Arrogance of power creates a blinding fog of aristocratic privilege and cuts one's relationship with reality. When this happens to a detached and pampered ruling class, the welfare of the majority population is relegated to the gutters.

It is unbelievable that the Salaries and Remuneration Commission (SRC) has once again connived with the Executive in a scheme to award astronomical increase in salaries for top public servants to cushion them against the tough economic times facing millions of citizens.

The President, Deputy President, Cabinet Secretaries, Principal Secretaries, Attorney General, Director of Public Prosecution, Judges, Members of Parliament and senior civil servants are set for a pay raise.

The County Executive and MCAs will also get a salary boost of up to 14 per cent as the mwananchi is urged to tighten his/her belt. This is what Frantz Fanon refers to as a regime steeped in arrogance and shameless display of conspicuous consumption and opulence in the midst of increasing poverty.

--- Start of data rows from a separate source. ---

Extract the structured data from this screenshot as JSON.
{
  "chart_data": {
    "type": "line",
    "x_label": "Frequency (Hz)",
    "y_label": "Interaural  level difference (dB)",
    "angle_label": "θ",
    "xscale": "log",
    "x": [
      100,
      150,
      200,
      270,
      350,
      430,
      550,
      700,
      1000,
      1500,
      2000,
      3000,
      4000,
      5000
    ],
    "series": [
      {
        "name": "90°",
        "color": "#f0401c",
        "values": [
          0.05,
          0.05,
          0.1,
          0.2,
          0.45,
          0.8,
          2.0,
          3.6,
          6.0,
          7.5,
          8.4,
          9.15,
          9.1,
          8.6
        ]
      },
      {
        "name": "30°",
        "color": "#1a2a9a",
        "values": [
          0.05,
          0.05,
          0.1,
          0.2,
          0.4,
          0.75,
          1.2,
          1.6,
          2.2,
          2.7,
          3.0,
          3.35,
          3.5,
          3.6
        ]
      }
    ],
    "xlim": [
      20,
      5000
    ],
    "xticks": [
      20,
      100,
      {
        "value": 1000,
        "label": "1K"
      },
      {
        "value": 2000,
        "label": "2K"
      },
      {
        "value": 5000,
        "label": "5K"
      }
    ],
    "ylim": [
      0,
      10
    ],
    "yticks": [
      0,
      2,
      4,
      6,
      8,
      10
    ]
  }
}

How the SRC, an autonomous constitutional body charged with balancing the public wage bill against economic realities, arrived at a bizarre conclusion that it is time to reward the big boys, is a question of conjecture.

Yet, we know the SRC cannot put such a crazy proposal on the platform for public participation without some form of nod from the highest echelons of power.

President William Ruto's most pronounced policy statement is the Bottom Up Economic Agenda (BETA), which means empowering the masses at the base of society upward the economic ladder.

Now, before us is more than Sh2 billion to be shared at the top without the slightest regard for the hustlers. One would have expected the President to mobilised his entire government to walk the talk on his economic recovery strategy.

But again, besides overtaxing Kenyans and blaming the former government, we have not heard the President or any member of the regime articulate austerity measures to curb wastage.

Public finance is not a blank cheque at the exclusion and unilateral disposal of SRC and a gang of power barons. Patriotic integrity, meritocracy and equity is the pen with which SRC should sign any pay increase.

What the SRC is throwing out for public participation is robbery camouflaged in coat of arms. It goes a long way into giving credence to Azimio's call for tax boycotts. Mama Mboga is a mere footnote in this regime's game. I doubt whether Mboga will get fare back to school after the midterm.

In line with the Hustler Nation's high expectations, one would have expected to see deliberate steps at reducing the gulf between the rich and poor.

Paradoxically, under the watch of the "Hustler government" the level of inequality is worsening. Besides the Kibaki government, previous regimes have been parasitic and predatory. They have milked citizens without second thought. Yet, of them all, the Ruto administration seems, even at its early stages, could be the most predatory.